Cardiac stress MRI is a valuable diagnostic tool for heart disease. However, volumetric measurements are challenging because stress introduces rapid heartbeats and body movements. Real-time MRI is advantageous for this application due to its robustness to motion and ability for ungated imaging during free breathing. Here, we demonstrate an undersampled radial balanced steady state free precession (bSSFP) sequence to acquire real-time cine images at high spatial (1.7 mm) and temporal (40 ms) resolutions, applied in cardiac stress MRI. We show that, compared to standard breath-held bSSFP cine MRI, our technique provides more robust and reliable volumetric measurements.

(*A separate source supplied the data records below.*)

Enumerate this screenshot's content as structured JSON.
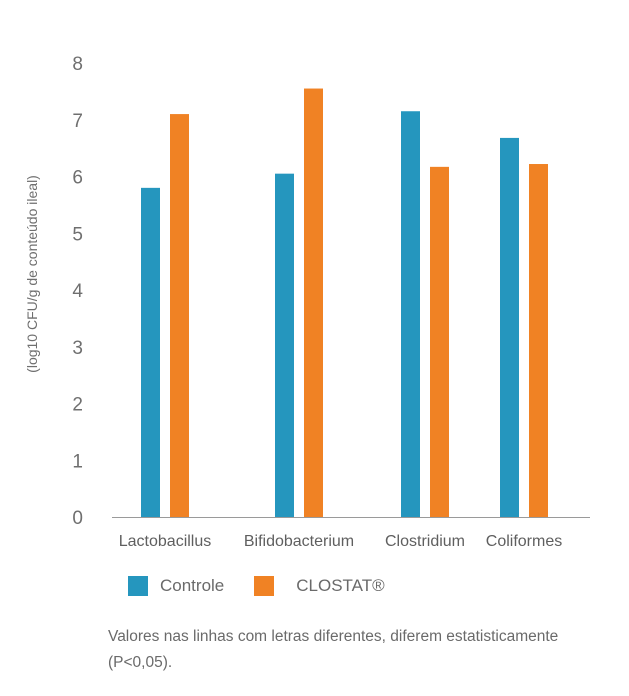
{
  "chart_data": {
    "type": "bar",
    "categories": [
      "Lactobacillus",
      "Bifidobacterium",
      "Clostridium",
      "Coliformes"
    ],
    "series": [
      {
        "name": "Controle",
        "values": [
          5.8,
          6.05,
          7.15,
          6.68
        ],
        "color": "#2596be"
      },
      {
        "name": "CLOSTAT®",
        "values": [
          7.1,
          7.55,
          6.17,
          6.22
        ],
        "color": "#f08224"
      }
    ],
    "ylabel": "(log10 CFU/g de conteúdo ileal)",
    "ylim": [
      0,
      8
    ],
    "yticks": [
      0,
      1,
      2,
      3,
      4,
      5,
      6,
      7,
      8
    ],
    "grid": false,
    "legend_position": "bottom-left"
  },
  "note": "Valores nas linhas com letras diferentes, diferem estatisticamente (P<0,05)."
}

Six healthy subjects with normal cardiac function were imaged at rest (heart rate ~60 BPM) and during stress (heart rate ~100 BPM). Subjects were stressed using an MR-compatible exercise bicycle (Lode B.V., Groningen, the Netherlands) mounted on the scanner table. Images were acquired during bicycling while the subject was inside the magnet bore. MRI was carried out using a 1.5T Avanto system (Siemens Healthcare, Erlangen, Germany).

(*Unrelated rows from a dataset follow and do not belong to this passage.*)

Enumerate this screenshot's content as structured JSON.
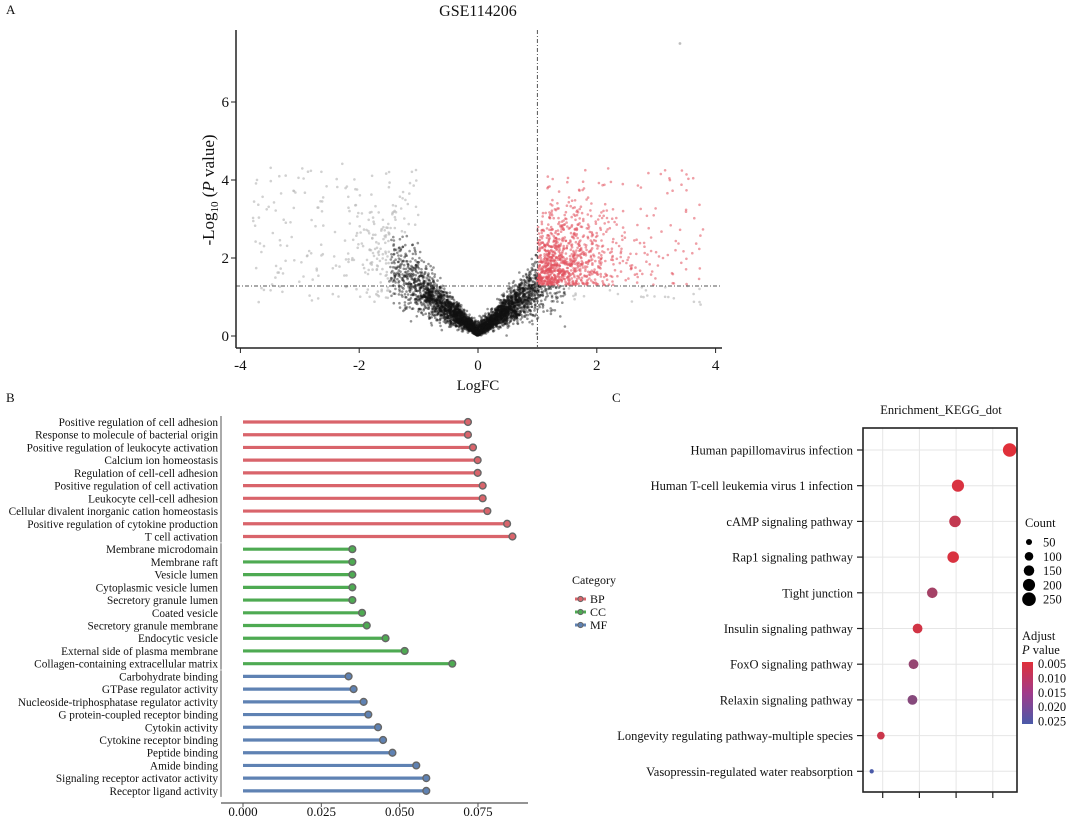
{
  "panel_labels": {
    "a": "A",
    "b": "B",
    "c": "C"
  },
  "chart_data": [
    {
      "id": "volcano",
      "type": "scatter",
      "title": "GSE114206",
      "xlabel": "LogFC",
      "ylabel": {
        "pre": "-Log",
        "sub": "10",
        "open": " (",
        "p": "P",
        "post": " value)"
      },
      "xlim": [
        -4,
        4
      ],
      "ylim": [
        0,
        7.8
      ],
      "xticks": [
        "-4",
        "-2",
        "0",
        "2",
        "4"
      ],
      "yticks": [
        "0",
        "2",
        "4",
        "6"
      ],
      "thresholds": {
        "logfc": 1,
        "neg_log10_p": 1.3
      },
      "colors": {
        "up": "#e2505c",
        "ns": "#111111",
        "outer": "#bdbdbd"
      },
      "grid": false
    },
    {
      "id": "go-lollipop",
      "type": "bar",
      "orientation": "horizontal",
      "xticks": [
        "0.000",
        "0.025",
        "0.050",
        "0.075"
      ],
      "xlim": [
        0,
        0.088
      ],
      "legend": {
        "title": "Category",
        "placement": "right",
        "entries": [
          {
            "name": "BP",
            "color": "#d9646b"
          },
          {
            "name": "CC",
            "color": "#4eaa52"
          },
          {
            "name": "MF",
            "color": "#5f82b3"
          }
        ]
      },
      "series": [
        {
          "name": "BP",
          "color": "#d9646b",
          "categories": [
            "Positive regulation of cell adhesion",
            "Response to molecule of bacterial origin",
            "Positive regulation of leukocyte activation",
            "Calcium ion  homeostasis",
            "Regulation of cell-cell adhesion",
            "Positive regulation of cell activation",
            "Leukocyte cell-cell adhesion",
            "Cellular divalent inorganic cation homeostasis",
            "Positive regulation of cytokine production",
            "T cell activation"
          ],
          "values": [
            0.0718,
            0.0718,
            0.0734,
            0.0749,
            0.0749,
            0.0765,
            0.0765,
            0.078,
            0.0843,
            0.086
          ]
        },
        {
          "name": "CC",
          "color": "#4eaa52",
          "categories": [
            "Membrane microdomain",
            "Membrane raft",
            "Vesicle lumen",
            "Cytoplasmic vesicle lumen",
            "Secretory granule lumen",
            "Coated vesicle",
            "Secretory granule membrane",
            "Endocytic vesicle",
            "External side of plasma membrane",
            "Collagen-containing extracellular matrix"
          ],
          "values": [
            0.0349,
            0.0349,
            0.0349,
            0.0349,
            0.0349,
            0.038,
            0.0395,
            0.0455,
            0.0516,
            0.0668
          ]
        },
        {
          "name": "MF",
          "color": "#5f82b3",
          "categories": [
            "Carbohydrate binding",
            "GTPase regulator activity",
            "Nucleoside-triphosphatase regulator activity",
            "G protein-coupled receptor binding",
            "Cytokin activity",
            "Cytokine receptor binding",
            "Peptide binding",
            "Amide binding",
            "Signaling receptor activator activity",
            "Receptor ligand activity"
          ],
          "values": [
            0.0337,
            0.0353,
            0.0385,
            0.04,
            0.0431,
            0.0447,
            0.0477,
            0.0553,
            0.0585,
            0.0585
          ]
        }
      ]
    },
    {
      "id": "kegg-dot",
      "type": "scatter",
      "title": "Enrichment_KEGG_dot",
      "xticks_labeled": false,
      "grid": true,
      "categories": [
        "Human papillomavirus infection",
        "Human T-cell leukemia virus 1 infection",
        "cAMP signaling pathway",
        "Rap1 signaling pathway",
        "Tight junction",
        "Insulin signaling pathway",
        "FoxO signaling pathway",
        "Relaxin signaling pathway",
        "Longevity regulating pathway-multiple species",
        "Vasopressin-regulated water reabsorption"
      ],
      "x": [
        4.46,
        3.05,
        2.97,
        2.92,
        2.35,
        1.95,
        1.84,
        1.81,
        0.95,
        0.7
      ],
      "count": [
        250,
        200,
        180,
        180,
        150,
        130,
        130,
        130,
        80,
        25
      ],
      "adjust_p": [
        0.005,
        0.006,
        0.009,
        0.006,
        0.013,
        0.007,
        0.015,
        0.017,
        0.008,
        0.025
      ],
      "size_legend": {
        "title": "Count",
        "values": [
          "50",
          "100",
          "150",
          "200",
          "250"
        ]
      },
      "color_legend": {
        "title_1": "Adjust",
        "title_p": "P",
        "title_2": " value",
        "ticks": [
          "0.005",
          "0.010",
          "0.015",
          "0.020",
          "0.025"
        ],
        "low_color": "#e0303a",
        "high_color": "#4a5aa8"
      },
      "legend_placement": "right"
    }
  ]
}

Real-time freebreathing images (with no ECG gating) were acquired with our undersampled radial bSSFP sequence which acquired 16 radial spokes, uniformly distributed in k-space, for each cardiac phase. Sequence parameters: FOV 240 mm, TR/TE 2.5/1.25 ms, spatial resolution: 1.7 mm, flip angle: 50-70°, readout bandwidth: 1500 Hz/pixel. Since each cardiac phase was reconstructed from 16 radial lines, the temporal resolution was 40 ms. One short axis midventricular slice was imaged in each subject. Acquisition duration was 10 seconds per slice, and multiple cardiac cycles were acquired by each real-time cine image. The undersampled real-time radial images were reconstructed using the correlation imaging framework [3-5]. All subjects were also imaged with a standard breath-held ECG-gated Cartesian bSSFP cine sequence at the same slice locations. Sequence parameters: FOV: 240-280 mm, TR/TE: 2.5/1.25 ms, spatial resolution: 1.5 mm, flip angle: 50-70°, temporal resolution: 90-100 ms, readout bandwidth: 930 Hz/pixel, parallel imaging: GRAPPA (R=2).
The left ventricular (LV) bloodpool was segmented using a semi-automated algorithm. The slice LV bloodpool volume (V) was normalized to the maximum diastolic volume for each subject. A phase state diagram, (Vt,Vt-1) (where t is the time index), was generated and the normalized stroke volume (SV) was estimated from the maximum distance between the systolic and diastolic phases. The ratio of stress-state to rest-state values was computed and the real-time data was compared to the standard bSSFP data using a t-test.
The real-time images for all subjects were reconstructed from the undersampled data. As an example, real-time systolic and diastolic phase images from a subject in rest-state and stress-state are shown in Figure 1A. These images, although reconstructed from only 16 radial lines, provide SNR and spatial resolution comparable to the standard bSSFP cine images (Figure 1B).
Figure 2 shows the normalized LV bloodpool volume over time for the rest-state and the stress-state for the real-time images for one subject. Respiratory modulation is clearly evident. Also shown are the corresponding phase state diagrams. In comparison, Figure 3 shows these volumetric plots for the standard bSSFP cine images for the same subject.
The stress:rest SV ratio for the real-time images was 1.08 ± 0.04, compared to 1.19 ± 0.10 for the standard bSSFP images. These values were significantly different (p < 0.05). The stress:rest systolic volume ratio for the real-time images was 0.74 ± 0.12, compared to 0.67 ± 0.17 for the standard bSSFP images. These values were not significantly different (p > 0.1). These results are depicted in Figure 4.